Our assessment of the current situation at Calm is:

  • We are spending a high percentage of our time on urgent but low engineering value tasks. Most significantly, about one-third of our time is going into launching, debugging, and changing content that we release into our product. Engineering is involved due to limitations in our implementation, not because there is any inherent value in Engineering’s involvement. (We mostly just make releases slowly and inadvertently introduce bugs of our own.)

  • We have a bunch of fairly clear ideas around improving the platform to empower the Content team to speed up releases, and to eliminate the Engineering involvement. However, we’ve struggled to find time to implement them, or to validate that these ideas will work.

  • If we don’t find a way to prioritize, and succeed at implementing, a project to reduce Engineering involvement in Content releases, we will struggle to support our goals to release more content and to develop more product functionality this year

  • Our Infrastructure team has been able to plan and make these kinds of investments stick. However, when we attempt these projects within our Product Engineering teams, things don’t go that well. We are good at getting them onto the initial roadmap, but then they get deprioritized due to pressure to complete other projects.
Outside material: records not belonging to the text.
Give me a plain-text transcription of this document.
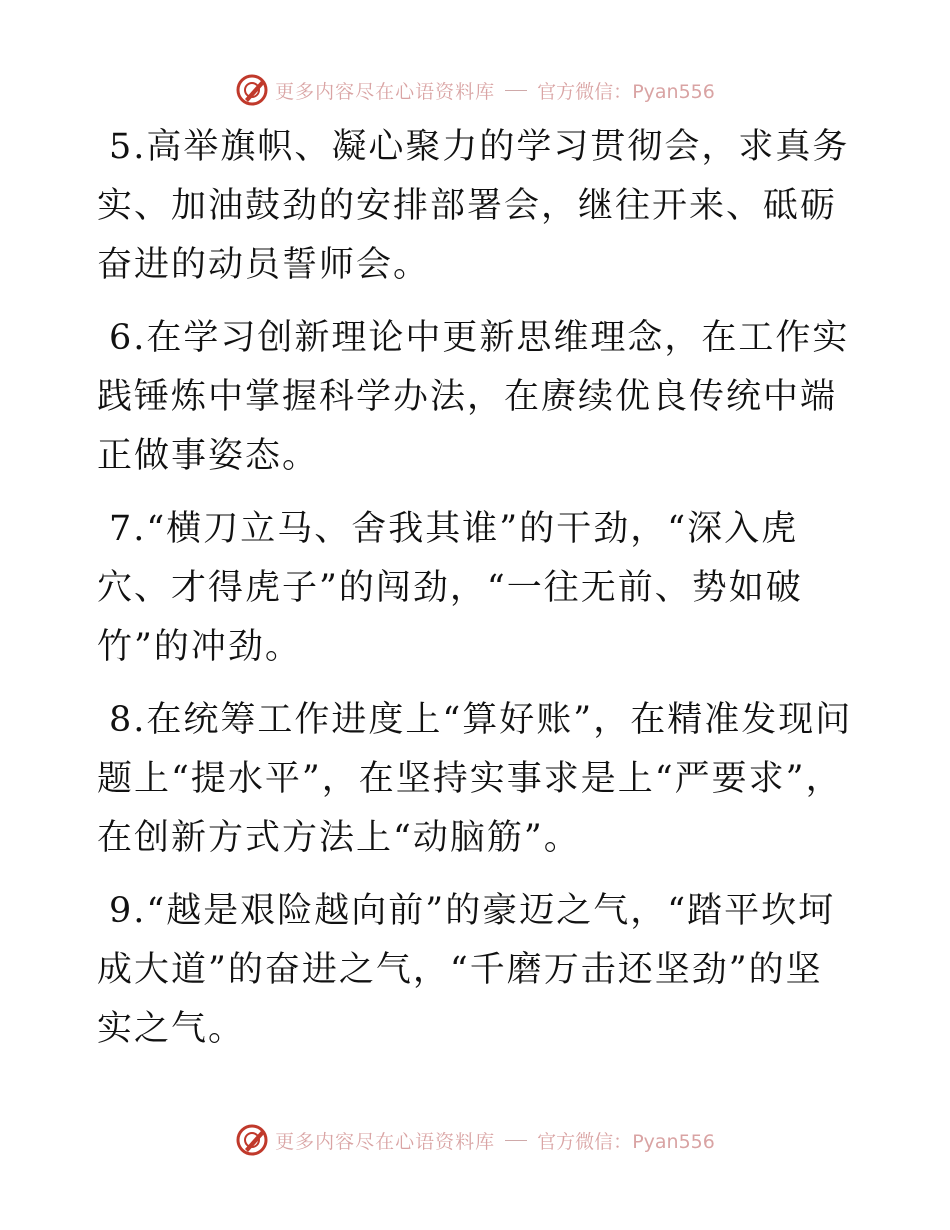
更多内容尽在心语资料库 官方微信：Pyan556

5.高举旗帜、凝心聚力的学习贯彻会，求真务实、加油鼓劲的安排部署会，继往开来、砥砺奋进的动员誓师会。

6.在学习创新理论中更新思维理念，在工作实践锤炼中掌握科学办法，在赓续优良传统中端正做事姿态。

7.“横刀立马、舍我其谁”的干劲，“深入虎穴、才得虎子”的闯劲，“一往无前、势如破竹”的冲劲。

8.在统筹工作进度上“算好账”，在精准发现问题上“提水平”，在坚持实事求是上“严要求”，在创新方式方法上“动脑筋”。

9.“越是艰险越向前”的豪迈之气，“踏平坎坷成大道”的奋进之气，“千磨万击还坚劲”的坚实之气。

更多内容尽在心语资料库 官方微信：Pyan556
  • Engineering team is not very fungible due to its small size (20 engineers), and because we have many specializations within the team: iOS, Android, Backend, Frontend, Infrastructure, and QA. We would like to staff these kinds of projects onto the Infrastructure team, but in practice that team does not have the product development experience to implement theis kind of project.

  • We’ve discussed spinning up a Platform team, or moving product engineers onto Infrastructure, but that would either (1) break our goal to maintain joint pairs between Product Managers and Engineering Managers, or (2) be indistinguishable from prioritizing within the existing team because it would still have the same Product Manager and Engineering Manager pair.

  • Company planning is organic, occurring in many discussions and limited structured process. If we make a decision to invest in one project, it’s easy for that project to get deprioritized in a side discussion missing context on why the project is important.

    These reprioritization discussions happen both in executive forums and in team-specific forums. There’s imperfect awareness across these two sorts of forums.

Explore

Prioritization is a deep topic with a wide variety of popular solutions. For example, many software companies rely on “RICE” scoring, calculating priority as (Reach times Impact times Confidence) divided by Effort. At the other extreme are complex methodologies like [Scaled Agile Framework)(https://en.wikipedia.org/wiki/Scaled_agile_framework).

In addition to generalized planning solutions, many companies carve out special mechanisms to solve for particular prioritization gaps. Google historically offered 20% time to allow individuals to work on experimental projects that didn’t align directly with top-down priorities. Stripe’s Foundation Engineering organization developed the concept of Foundational Initiatives to prioritize cross-pillar projects with long-term implications, which otherwise struggled to get prioritized within the team-led planning process.

All these methods have clear examples of succeeding, and equally clear examples of struggling. Where these initiatives have succeeded, they had an engaged executive sponsoring the practice’s rollout, including triaging escalations when the rollout inconvenienced supporters of the prior method. Where they lacked a sponsor, or were misaligned with the company’s culture, these methods have consistently failed despite the fact that they’ve previously succeeded elsewhere.